Quantitative analysis of biofilms formed by A. baumannii on polycarbonate and polypropylene surfaces showed that shaking conditions were suitable for biofilm formation. It seems that the possibility of cell-surface collision and subsequently biofilm formation increases.

To compare biofilm formation, it is critical to have an efficient and highly reproducible method for quantification. In this study, we used and compared two methods, and both were highly reproducible with little random error. We used a direct staining method using CV, which is a basic dye. It binds to negatively charged extracellular molecules, including cell surface molecules and polysaccharides in the extracellular matrices in mature biofilms. Crystal violet is suitable to ‏measure ‏amount of biofilm and allows biofilm biomass quantification in the entire well (10) (15). XTT reduction assay measured metabolic activities of biofilm-forming cells which are based on respiration of bacteria into biofilm. The crystal violet method differs from the XTT reduction assay in that crystal violet can stain both active cells and the extracellular matrix in mature biofilms. The crystal violet staining method is widely used for measuring biofilms in bacteria. The statistical ‏analysis showed that results from these two methods are significantly correlated (15).
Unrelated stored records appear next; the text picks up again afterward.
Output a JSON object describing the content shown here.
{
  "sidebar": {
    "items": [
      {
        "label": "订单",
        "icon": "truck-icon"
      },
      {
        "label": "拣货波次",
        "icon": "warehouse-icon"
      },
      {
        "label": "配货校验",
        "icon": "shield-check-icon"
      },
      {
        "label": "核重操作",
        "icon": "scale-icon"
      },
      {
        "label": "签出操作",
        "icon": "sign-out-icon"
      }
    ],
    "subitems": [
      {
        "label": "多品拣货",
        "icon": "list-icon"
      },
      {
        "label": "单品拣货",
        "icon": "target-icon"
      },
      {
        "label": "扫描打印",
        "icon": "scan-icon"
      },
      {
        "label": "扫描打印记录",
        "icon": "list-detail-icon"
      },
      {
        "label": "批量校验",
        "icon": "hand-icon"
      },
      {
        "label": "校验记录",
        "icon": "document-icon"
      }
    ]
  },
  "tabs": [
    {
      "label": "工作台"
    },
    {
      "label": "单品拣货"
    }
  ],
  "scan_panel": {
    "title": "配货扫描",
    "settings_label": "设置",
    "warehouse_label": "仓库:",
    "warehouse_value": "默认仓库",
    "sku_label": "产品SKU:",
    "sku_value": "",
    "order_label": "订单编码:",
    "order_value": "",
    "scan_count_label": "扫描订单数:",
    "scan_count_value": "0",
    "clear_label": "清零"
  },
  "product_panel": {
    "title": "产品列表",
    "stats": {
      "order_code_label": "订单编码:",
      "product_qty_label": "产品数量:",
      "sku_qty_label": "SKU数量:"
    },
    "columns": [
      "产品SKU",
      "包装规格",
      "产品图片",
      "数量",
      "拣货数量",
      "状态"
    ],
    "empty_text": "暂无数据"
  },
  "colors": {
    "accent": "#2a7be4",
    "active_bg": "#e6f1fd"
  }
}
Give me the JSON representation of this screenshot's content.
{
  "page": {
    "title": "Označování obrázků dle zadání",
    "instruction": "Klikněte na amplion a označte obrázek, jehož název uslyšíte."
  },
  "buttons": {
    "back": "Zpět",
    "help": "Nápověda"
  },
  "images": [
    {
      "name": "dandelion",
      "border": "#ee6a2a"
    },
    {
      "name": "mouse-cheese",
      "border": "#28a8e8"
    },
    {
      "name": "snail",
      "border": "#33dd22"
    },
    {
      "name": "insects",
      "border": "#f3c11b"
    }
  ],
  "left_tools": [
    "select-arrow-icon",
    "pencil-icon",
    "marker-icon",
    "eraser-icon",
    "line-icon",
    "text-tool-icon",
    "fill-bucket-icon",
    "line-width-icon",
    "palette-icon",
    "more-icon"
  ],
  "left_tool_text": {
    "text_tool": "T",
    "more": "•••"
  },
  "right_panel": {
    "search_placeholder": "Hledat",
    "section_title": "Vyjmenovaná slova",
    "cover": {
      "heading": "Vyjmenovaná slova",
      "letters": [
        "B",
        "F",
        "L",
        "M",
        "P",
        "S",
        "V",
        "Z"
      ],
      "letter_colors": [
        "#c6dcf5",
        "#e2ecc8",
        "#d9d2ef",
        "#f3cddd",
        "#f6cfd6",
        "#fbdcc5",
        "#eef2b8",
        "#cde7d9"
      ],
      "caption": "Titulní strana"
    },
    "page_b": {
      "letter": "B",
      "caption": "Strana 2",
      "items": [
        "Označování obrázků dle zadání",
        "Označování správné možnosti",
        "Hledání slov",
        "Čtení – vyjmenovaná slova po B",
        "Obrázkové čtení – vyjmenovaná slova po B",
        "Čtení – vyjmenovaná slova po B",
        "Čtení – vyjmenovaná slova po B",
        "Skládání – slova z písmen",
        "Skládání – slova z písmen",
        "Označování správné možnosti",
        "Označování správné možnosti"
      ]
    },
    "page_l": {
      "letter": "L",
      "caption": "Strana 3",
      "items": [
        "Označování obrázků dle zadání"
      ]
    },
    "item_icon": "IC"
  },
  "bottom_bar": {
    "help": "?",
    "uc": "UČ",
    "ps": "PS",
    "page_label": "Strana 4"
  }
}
Each of the two assays showed an excellent applicability for the quantification of biofilms. Moreover, assays are simple, fast and perfectly suitable for high-throughput quantification of biofilms. The XTT assay was expensive, time-consuming and showed repeatability. The Crystal violet assay is cheap, straightforward and is routinely used for the quantification of biofilms formed by microorganisms. Compared to the XTT-reduction assay, the CVstaining method was cheaper and faster but XTT is more reliable and repeatable. Peeters et al. (2008) reported that crystal violet clearly failed to give repeatable results for tested P. aeruginosa strains (16).

In conclusion, this study demonstrated that A. baumannii isolates from UTI and burn wounds have the ability to form biofilms and this is one of the main causes of device-related infections. Furthermore, it can be concluded that results of XTT-reduction assay and crystal violet method are in agreement for A. baumannii biofilm formation measurement.